For the report, CDC researchers tallied alcohol-related causes of deaths from 2006 to 2010. They scanned 54 different causes of death linked to alcohol, which range from acute conditions like violence, alcohol poisoning and motor vehicle collisions, to chronic conditions like breast cancer and heart disease. Researchers estimate that excessive drinking kills an average of 88,000 people in the U.S. each year, and shortened the lives of those who died by an average of 30 years. About 70 percent of these deaths involve working-age adults ages 20 to 64.
But those counts could well be an underestimate, said Brewer, because deaths from pneumonia, tuberculosis, HIV/AIDS and hepatitis C weren't part of the analysis. Excessive alcohol consumption -- which the CDC defines as eight or more drinks per week for a woman and 15 or more drinks per week for a man -- plays a significant role in increasing risk for those diseases, as well.
"At the time we were putting this tool together and coming up with the methodology, we just didn't have good estimates of the relationship between alcohol and certain conditions," Brewer explained. Additionally, the numbers are based partly on self-reports of alcohol consumption, and people generally tend to underreport the amount they drink.
"So even though it's a big number, we really think this is a significant underestimate," said Brewer.
Alcohol is a toxin and known carcinogen that can increase the risk for chronic health conditions or escalate their severity. Because an estimated 38 million Americans drink alcohol excessively, there's a lot of potential good that could come from people choosing to drink just a little less, said Dr. David Crabb, director of the Indiana Alcohol Research Center. Crabb wasn't involved in the study, but praised the new research and echoed the need for intervention at an individual and public health level.
"A lot of the injury isn't just the people you consider alcohol abusers, but a much a larger group that binge drink or consume higher levels than recommended -- more than 1 [to] 2 drinks a day," Crabb told HuffPost.
One of the most important things drinkers can do is educate themselves on the proper serving sizes of their favorite beverages. For instance, one big wine glass may actually hold two servings, and a pint of craft beer will likely have higher alcohol content than a standard 12-ounce beer, Crabb said.

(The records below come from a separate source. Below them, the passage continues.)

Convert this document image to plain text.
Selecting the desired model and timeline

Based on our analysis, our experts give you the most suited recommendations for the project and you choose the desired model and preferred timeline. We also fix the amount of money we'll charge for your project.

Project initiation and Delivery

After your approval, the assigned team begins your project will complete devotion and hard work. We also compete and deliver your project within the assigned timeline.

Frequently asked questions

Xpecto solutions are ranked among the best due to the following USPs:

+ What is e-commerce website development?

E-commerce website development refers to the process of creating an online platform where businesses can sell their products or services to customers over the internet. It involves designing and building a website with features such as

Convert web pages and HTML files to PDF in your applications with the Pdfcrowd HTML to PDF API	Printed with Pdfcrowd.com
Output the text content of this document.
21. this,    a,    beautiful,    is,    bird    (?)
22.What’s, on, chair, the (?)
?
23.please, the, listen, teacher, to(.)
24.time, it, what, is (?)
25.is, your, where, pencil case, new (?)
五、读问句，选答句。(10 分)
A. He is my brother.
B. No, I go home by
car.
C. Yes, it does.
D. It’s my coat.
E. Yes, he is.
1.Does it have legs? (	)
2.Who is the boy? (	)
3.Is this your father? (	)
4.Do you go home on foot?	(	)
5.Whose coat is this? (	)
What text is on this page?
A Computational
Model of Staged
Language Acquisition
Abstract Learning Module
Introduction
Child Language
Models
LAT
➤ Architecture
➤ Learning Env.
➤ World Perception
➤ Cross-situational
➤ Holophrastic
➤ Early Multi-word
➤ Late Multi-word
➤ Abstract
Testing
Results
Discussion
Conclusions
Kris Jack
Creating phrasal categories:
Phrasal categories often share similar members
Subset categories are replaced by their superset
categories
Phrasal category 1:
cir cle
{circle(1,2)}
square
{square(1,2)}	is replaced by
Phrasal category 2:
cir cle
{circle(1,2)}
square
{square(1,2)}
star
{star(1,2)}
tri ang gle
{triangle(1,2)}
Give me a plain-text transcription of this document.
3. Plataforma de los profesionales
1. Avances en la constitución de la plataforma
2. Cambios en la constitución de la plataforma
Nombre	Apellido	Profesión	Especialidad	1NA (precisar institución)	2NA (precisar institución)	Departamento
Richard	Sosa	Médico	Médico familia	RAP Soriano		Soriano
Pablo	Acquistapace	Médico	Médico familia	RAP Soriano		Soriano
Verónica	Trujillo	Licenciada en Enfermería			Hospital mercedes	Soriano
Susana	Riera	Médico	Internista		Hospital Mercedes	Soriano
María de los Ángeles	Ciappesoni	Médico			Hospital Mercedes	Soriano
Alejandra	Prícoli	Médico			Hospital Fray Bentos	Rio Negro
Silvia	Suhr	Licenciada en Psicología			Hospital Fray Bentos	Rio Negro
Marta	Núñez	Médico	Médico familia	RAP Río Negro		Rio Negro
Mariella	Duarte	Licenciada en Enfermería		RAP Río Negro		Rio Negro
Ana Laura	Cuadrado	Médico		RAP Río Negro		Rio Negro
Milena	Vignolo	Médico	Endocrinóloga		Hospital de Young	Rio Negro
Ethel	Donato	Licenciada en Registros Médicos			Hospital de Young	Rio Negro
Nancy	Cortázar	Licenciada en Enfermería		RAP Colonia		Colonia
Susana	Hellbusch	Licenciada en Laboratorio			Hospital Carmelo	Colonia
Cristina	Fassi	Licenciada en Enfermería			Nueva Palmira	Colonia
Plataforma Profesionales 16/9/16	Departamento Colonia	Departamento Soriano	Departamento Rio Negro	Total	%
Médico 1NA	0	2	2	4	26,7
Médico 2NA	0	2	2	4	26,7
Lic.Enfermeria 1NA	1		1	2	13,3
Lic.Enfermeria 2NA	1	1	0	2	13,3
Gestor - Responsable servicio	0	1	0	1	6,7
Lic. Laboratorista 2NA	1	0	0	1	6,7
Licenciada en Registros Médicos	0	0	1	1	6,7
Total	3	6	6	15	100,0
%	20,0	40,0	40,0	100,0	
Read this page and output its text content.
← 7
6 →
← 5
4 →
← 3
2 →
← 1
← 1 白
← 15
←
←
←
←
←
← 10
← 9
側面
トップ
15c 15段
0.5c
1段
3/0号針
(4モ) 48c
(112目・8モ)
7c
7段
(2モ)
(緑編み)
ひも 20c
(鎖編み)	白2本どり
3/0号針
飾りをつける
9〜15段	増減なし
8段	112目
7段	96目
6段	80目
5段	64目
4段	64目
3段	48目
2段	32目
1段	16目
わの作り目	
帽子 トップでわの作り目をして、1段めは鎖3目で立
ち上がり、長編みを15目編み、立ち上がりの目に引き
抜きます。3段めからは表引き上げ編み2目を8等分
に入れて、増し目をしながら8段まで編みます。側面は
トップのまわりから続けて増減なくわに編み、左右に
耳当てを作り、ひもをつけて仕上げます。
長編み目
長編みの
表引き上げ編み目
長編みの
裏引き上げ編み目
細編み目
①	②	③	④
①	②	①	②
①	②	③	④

Medical professionals can also do their part by asking questions about alcohol use during primary care check-ups and hospital visits, Crabb added. Even a brief "intervention" about the dangers of heavy alcohol use can be enough to encourage an estimated 25 percent of excessive drinkers to take the drinking down a notch.
And on a policy level, local governments can try to curb alcohol-related deaths by increasing state taxes for alcohol, regulating alcohol store density and holding alcohol retailers legally responsible if they sell alcohol to people they shouldn't.
CLARIFICATION: This story was edited to clarify the distinction between all alcohol-related deaths and the deaths of people ages 20-64.